VMs Hard Drive Failing

Sherman Ravelo

New Member
Jan 3, 2019
5
0
1
33
Hello, I am writing to you to know if I can get some support about some events that have been occurring regarding Proxmox and different Linux VMs.

First of all, our company has 4 Proxmox servers running on IBM 3550 M3 connected to a NAS LenovoEMC PX12-450R with multiples disks arrays, PVEVersions are different one another. I'm going to describe the two of them which have been failing:

Proxmox1: PVEVersion pve-manager/5.0-30/5ab26bc (running kernel: 4.10.17-2-pve)
Proxmox2: PVEVersion pve-manager/5.1-41/0b958203 (running kernel: 4.13.13-2-pve)

There have been 2 Linux VMs with some random crashes regarding I/O hard drive superblock errors in its partition, one in either Proxmox.

I don't know exactly where to dig in this randomly crash but one of them when I restart the VM I completely lost the VM's Hard Drive.

There was no way to recover it.
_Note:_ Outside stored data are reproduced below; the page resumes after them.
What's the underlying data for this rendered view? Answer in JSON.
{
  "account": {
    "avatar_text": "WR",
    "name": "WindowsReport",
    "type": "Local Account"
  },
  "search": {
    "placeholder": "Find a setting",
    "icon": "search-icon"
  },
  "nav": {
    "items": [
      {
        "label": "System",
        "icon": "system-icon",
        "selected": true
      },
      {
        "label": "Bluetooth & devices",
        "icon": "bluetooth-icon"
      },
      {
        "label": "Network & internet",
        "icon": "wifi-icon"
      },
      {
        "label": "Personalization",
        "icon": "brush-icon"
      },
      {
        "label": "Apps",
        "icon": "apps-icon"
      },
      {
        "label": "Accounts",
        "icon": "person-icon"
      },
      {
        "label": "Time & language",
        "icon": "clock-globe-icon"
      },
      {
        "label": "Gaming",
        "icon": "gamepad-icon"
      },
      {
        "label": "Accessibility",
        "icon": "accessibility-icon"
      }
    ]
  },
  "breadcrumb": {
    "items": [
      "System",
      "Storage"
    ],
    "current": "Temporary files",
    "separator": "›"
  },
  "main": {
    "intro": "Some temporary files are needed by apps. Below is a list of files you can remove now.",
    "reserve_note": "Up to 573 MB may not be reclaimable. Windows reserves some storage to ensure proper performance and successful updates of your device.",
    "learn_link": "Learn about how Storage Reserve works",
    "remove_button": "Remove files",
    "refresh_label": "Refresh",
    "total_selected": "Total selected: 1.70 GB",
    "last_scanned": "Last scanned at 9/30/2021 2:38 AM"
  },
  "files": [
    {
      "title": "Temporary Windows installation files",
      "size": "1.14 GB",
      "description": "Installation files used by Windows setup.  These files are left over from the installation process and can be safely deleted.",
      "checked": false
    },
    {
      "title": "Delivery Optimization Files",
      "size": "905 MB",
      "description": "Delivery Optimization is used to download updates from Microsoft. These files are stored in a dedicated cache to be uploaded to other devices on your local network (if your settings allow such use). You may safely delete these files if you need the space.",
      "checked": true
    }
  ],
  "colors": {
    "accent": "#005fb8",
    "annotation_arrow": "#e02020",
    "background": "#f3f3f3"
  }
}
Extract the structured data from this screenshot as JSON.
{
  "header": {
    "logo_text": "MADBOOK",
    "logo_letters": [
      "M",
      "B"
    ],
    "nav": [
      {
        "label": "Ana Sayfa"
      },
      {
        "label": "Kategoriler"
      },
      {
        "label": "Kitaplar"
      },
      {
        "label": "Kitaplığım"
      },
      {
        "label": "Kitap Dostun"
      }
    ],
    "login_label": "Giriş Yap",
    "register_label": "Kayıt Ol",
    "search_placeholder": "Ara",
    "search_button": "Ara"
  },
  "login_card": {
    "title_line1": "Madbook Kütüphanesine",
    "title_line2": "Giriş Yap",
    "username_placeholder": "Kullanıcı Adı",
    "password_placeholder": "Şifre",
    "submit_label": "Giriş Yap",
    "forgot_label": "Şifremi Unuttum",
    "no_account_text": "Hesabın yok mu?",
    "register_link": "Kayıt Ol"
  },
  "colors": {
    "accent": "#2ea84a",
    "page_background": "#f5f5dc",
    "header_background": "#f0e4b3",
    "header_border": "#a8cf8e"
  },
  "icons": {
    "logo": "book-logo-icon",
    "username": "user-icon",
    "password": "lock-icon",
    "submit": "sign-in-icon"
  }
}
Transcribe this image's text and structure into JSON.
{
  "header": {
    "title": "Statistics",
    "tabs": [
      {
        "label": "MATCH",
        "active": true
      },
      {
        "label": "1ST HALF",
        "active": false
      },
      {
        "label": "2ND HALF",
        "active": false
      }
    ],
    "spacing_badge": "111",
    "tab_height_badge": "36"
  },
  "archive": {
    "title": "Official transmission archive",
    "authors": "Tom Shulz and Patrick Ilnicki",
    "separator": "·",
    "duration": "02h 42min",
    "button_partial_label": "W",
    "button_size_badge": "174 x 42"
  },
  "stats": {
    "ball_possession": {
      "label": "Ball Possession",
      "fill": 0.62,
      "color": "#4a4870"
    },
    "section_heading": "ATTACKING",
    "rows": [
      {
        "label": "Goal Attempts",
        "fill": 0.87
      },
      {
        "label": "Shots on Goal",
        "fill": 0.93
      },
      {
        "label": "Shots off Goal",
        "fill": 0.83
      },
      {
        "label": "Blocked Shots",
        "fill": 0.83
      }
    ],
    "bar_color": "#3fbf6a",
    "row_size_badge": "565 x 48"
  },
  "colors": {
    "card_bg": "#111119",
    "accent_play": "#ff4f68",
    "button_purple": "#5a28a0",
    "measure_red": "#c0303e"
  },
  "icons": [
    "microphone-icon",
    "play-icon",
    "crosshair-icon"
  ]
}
Any suggestions? Where do I exactly have to look the at?

If you need more information about this case let me know.
 
First, i recommend to upgrade all your Nodes to the newest PVE Version.

If you have an Error with your Disk and you use an external Storage (NAS LenovoEMC PX12-450R), have you Check this System if there are any faults?
 
Hello, thanks for the the answer. I change the array where the first VM got stuck meaning replace the disks for new one. Then yesterday a VM got stuck this one is mounted in another array... I double check my NAS an is working perfectly.

The last VM was changed to Local Storage in Proxmox2
 
Hi,

One of the best tool for a disk related problems is to use clonezilla (advance mode, using dd and you have a checkbox for rescue). In this mode clonezilla will try to read each disk block, and if it fail it will replace the data with 0 and go forward.
In some situation with some luck you can restore the cloned disk image. And maybe you can then restore some broken files from a previous backup.
If your data is too valuable for you you can also try dd-rescue who had a option for how many times can try to read a bad block . In such a situations I was able to recover all the bad data blocks using 100 as number of reads ....

Good luck! You will need a lot ;)
 
  • Like
Reactions: Sherman Ravelo
Hi,

One of the best tool for a disk related problems is to use clonezilla (advance mode, using dd and you have a checkbox for rescue). In this mode clonezilla will try to read each disk block, and if it fail it will replace the data with 0 and go forward.
In some situation with some luck you can restore the cloned disk image. And maybe you can then restore some broken files from a previous backup.
If your data is too valuable for you you can also try dd-rescue who had a option for how many times can try to read a bad block . In such a situations I was able to recover all the bad data blocks using 100 as number of reads ....

Good luck! You will need a lot ;)




Thanks for your advice will help me a lot.
 
- How many VMs you run?
- Is any other VM broken?
- The broken VMs run all on the same Node or different?
- Did you check for Updates for your NAS?
- How you use the NAS (NFS, iSCSI, SMB)?
- What's your HW Specs of the Nodes?
- What about Metrics from your Nodes, from your Network, the NAS?
- Did you check all Log files (in the VM, on the Nodes and your NAS)?
 
Hello,

- How many VMs you run?
Proxmox1: 12
Proxmox2: 7

- Is any other VM broken?
Proxmox1: The one that couldn't be recoverable.
Proxmox2: Took a backup of one when it register the I/O (same error ) then reboot it to start fine.

- The broken VMs run all on the same Node or different?
Different proxmox (hysical machines) one node each.

- Did you check for Updates for your NAS?
NAS up to date.

- How you use the NAS (NFS, iSCSI, SMB)?
NSF in use.

- What's your HW Specs of the Nodes?
Proxmox1: 16CPUs 2Sockets 64GB Ram
Proxmox2: 16CPUs 2Sockets 64GB Ram

- What about Metrics from your Nodes, from your Network, the NAS?
Proxmox1: Directly connected to NAS
Proxmos2: Switch > NAS

- Did you check all Log files (in the VM, on the Nodes and your NAS)?
Checked every possible log in both Proxmox - NAS and not a single error or bad behavior was found.

It was just like if someone deleted the VM's HD via Terminal in Proxmox.